Angered by the jailing of scores of military figures, protesters in cities across Turkey are demanding justice with quiet but determined weekly rallies they call “silent screams.”
For the past few months hundreds of demonstrators, many of them relatives of the detained officers, have been gathering peacefully across the country every Saturday afternoon to denounce what they see as politically motivated punishments against the country’s once omnipotent military.
They carry Turkish flag, banners and photos of the detained officers, but they refrain from marching or shouting slogans, hoping that their coordinated, silent protests will be more effective. At one gathering in Ankara in November, some protesters covered their mouths with black ribbons.
“We will continue our protest until we empty Silivri,” said 55-year-old Safiye Kavvas during a recent protest in Ankara. Silivri is the heavily guarded prison near Istanbul where more than 300 military officers are being held who was convicted of an alleged coup plot in September.

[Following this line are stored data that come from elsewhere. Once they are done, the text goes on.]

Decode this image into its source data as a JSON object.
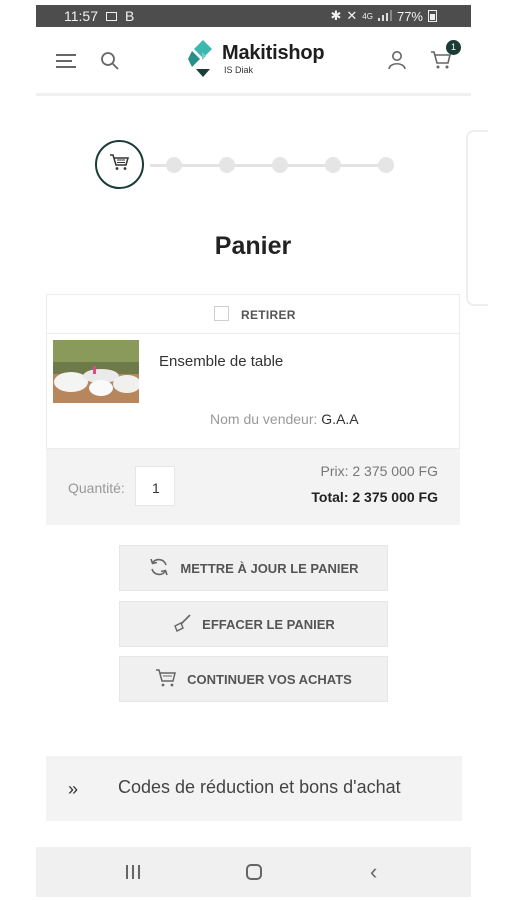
{
  "status_bar": {
    "time": "11:57",
    "carrier_badge": "B",
    "signal_text": "4G",
    "battery": "77%"
  },
  "header": {
    "brand_name": "Makitishop",
    "brand_sub": "IS Diak",
    "cart_count": "1",
    "icons": [
      "menu-icon",
      "search-icon",
      "user-icon",
      "cart-icon"
    ]
  },
  "stepper": {
    "total_steps": 7,
    "active_step": 1
  },
  "page": {
    "title": "Panier"
  },
  "cart_item": {
    "remove_label": "RETIRER",
    "product_name": "Ensemble de table",
    "vendor_label": "Nom du vendeur:",
    "vendor_name": "G.A.A",
    "quantity_label": "Quantité:",
    "quantity_value": "1",
    "price": "Prix: 2 375 000 FG",
    "total": "Total: 2 375 000 FG"
  },
  "actions": {
    "update_label": "METTRE À JOUR LE PANIER",
    "clear_label": "EFFACER LE PANIER",
    "continue_label": "CONTINUER VOS ACHATS"
  },
  "coupons": {
    "chevron": "»",
    "label": "Codes de réduction et bons d'achat"
  },
  "colors": {
    "accent": "#1b3b36",
    "logo_teal": "#3bb8b0",
    "panel_bg": "#f3f3f3"
  }
}
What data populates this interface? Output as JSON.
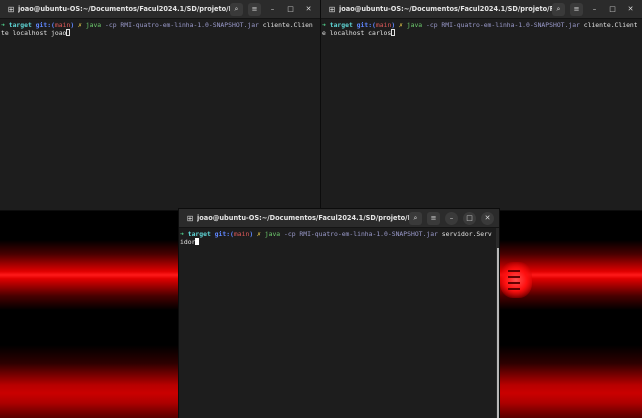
{
  "windows": {
    "left": {
      "title": "joao@ubuntu-OS:~/Documentos/Facul2024.1/SD/projeto/RM...",
      "prompt_arrow": "➜",
      "dir": "target",
      "git_label": "git:(",
      "branch": "main",
      "git_close": ")",
      "dirty": "✗",
      "cmd": "java",
      "args": "-cp RMI-quatro-em-linha-1.0-SNAPSHOT.jar",
      "rest": "cliente.Cliente localhost joao"
    },
    "right": {
      "title": "joao@ubuntu-OS:~/Documentos/Facul2024.1/SD/projeto/RM...",
      "prompt_arrow": "➜",
      "dir": "target",
      "git_label": "git:(",
      "branch": "main",
      "git_close": ")",
      "dirty": "✗",
      "cmd": "java",
      "args": "-cp RMI-quatro-em-linha-1.0-SNAPSHOT.jar",
      "rest": "cliente.Cliente localhost carlos"
    },
    "center": {
      "title": "joao@ubuntu-OS:~/Documentos/Facul2024.1/SD/projeto/RM...",
      "prompt_arrow": "➜",
      "dir": "target",
      "git_label": "git:(",
      "branch": "main",
      "git_close": ")",
      "dirty": "✗",
      "cmd": "java",
      "args": "-cp RMI-quatro-em-linha-1.0-SNAPSHOT.jar",
      "rest": "servidor.Servidor"
    }
  },
  "icons": {
    "new_tab": "new-tab-icon",
    "search": "search-icon",
    "menu": "hamburger-menu-icon",
    "minimize": "minimize-icon",
    "maximize": "maximize-icon",
    "close": "close-icon"
  },
  "colors": {
    "terminal_bg": "#1d1d1d",
    "titlebar_bg": "#2b2b2b",
    "wallpaper_accent": "#e00000"
  }
}
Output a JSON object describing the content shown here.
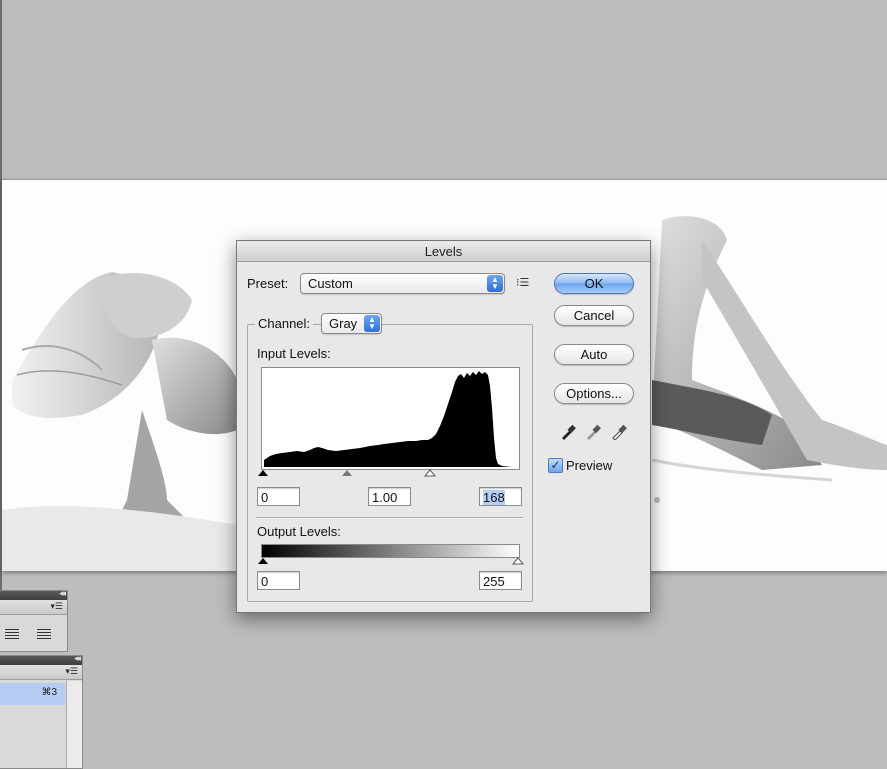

Since coming to power in 2002, Turkish Prime Minister Recep Tayyip Erdogan has sought to tackle head-on the powerful military, the self-appointed guardians of the secular state who carried out four coups over half a century and had threatened his Islamic-rooted party with a political ban.
Tensions have for years been building between Erdogan’s Justice and Development Party (AKP) government and its opponents who fear Turkey's secular traditions are in peril and the premier's attempts at consolidating power are leading him to anti-democratic excesses.
But the extensive legal process that has led to the mass convictions of military figures, while hundreds more are still in jail awaiting trial, has sparked particular outrage in some corners.
While pro-government circles have praised the legal process as a step towards democracy that will end decades of political interference in Turkey, critics have branded the cases witch-hunts aimed at stifling voices of dissent.
The main opposition party leader last month likened the Silivri prison complex to the concentration camps of Nazi Germany.
“There were concentration camps in Hitler’s Germany in the 1940s. Today in the 2010s’ Turkey, there is another concentration camp in Silivri,” said Kemal Kilicdaroglu of the Republican People's Party (CHP).
“What do they share in common? Opposing the party in power... Professors, academics, journalists, authors are there in the concentration camp. We’ll tell about this camp to the whole world.”
Dozens of journalists are also in detention, as well as lawyers, academics and lawmakers - most of them accused of plotting against the government or having links with the outlawed Kurdish rebel movement the Kurdistan Workers’ Party (PKK).
Erdogan uneasy about low army morale
Faced with a public outcry, Erdogan has been trying to distance himself from the detentions, acknowledging in a recent television interview his unease over “dropping army morale” over the arrests at a time when his government is seeking to crack down on armed wings of the separatist Kurdish rebels.
In an apparently conciliatory gesture, the premier surprised observers earlier this month when he visited an ailing general in hospital -- who was among the more than 300 officers jailed for up to 20 years in after a court ruled that a 2003 army exercise known as “Sledgehammer” was an undercover coup plot.
At the Ankara protest, much of the anger is focussed on the Sledgehammer trial. “The Sledgehammer verdict is a massacre of law,” read one banners quietly held aloft. “Turkey, do not sleep. Do something about your military!” read another.
“I’m here with the families of jailed officers because I believe the cases targeting the military are politically motivated,” said Ahmet Tatar.
Tatar’s elder brother Ali, a navy commander, was found dead in his house in 2009 after an Istanbul court issued an arrest warrant for him over his suspected links to Ergenekon, a shadowy network accused of plotting to overthrow the AKP government. A verdict in that coup trial, involving 275 defendants including top military figures, is expected within weeks.
Earlier this month, U.S. Ambassador to Turkey Francis Ricciardone fired off a strident attack on the country’s justice system in an interview with local media, speaking out against the jailing of military and political figures.
“You have your military leaders, who were entrusted with the protection of this country, behind bars as if they were terrorists,” Ricciardone said, noting that a number of lawmakers had also suffered the same fate.
The comments angered government officials who told Ricciardone to stop meddling in Turkey’s domestic affairs, adding further tension to his already uneasy relationship with Turkish authorities.
But according to the protesters, the American was only articulating what many Turks are thinking.
“Generals combatting terrorism are behind bars,” said protester Halil Yapagili, a teacher. “We are standing behind (our) soldiers,” he added.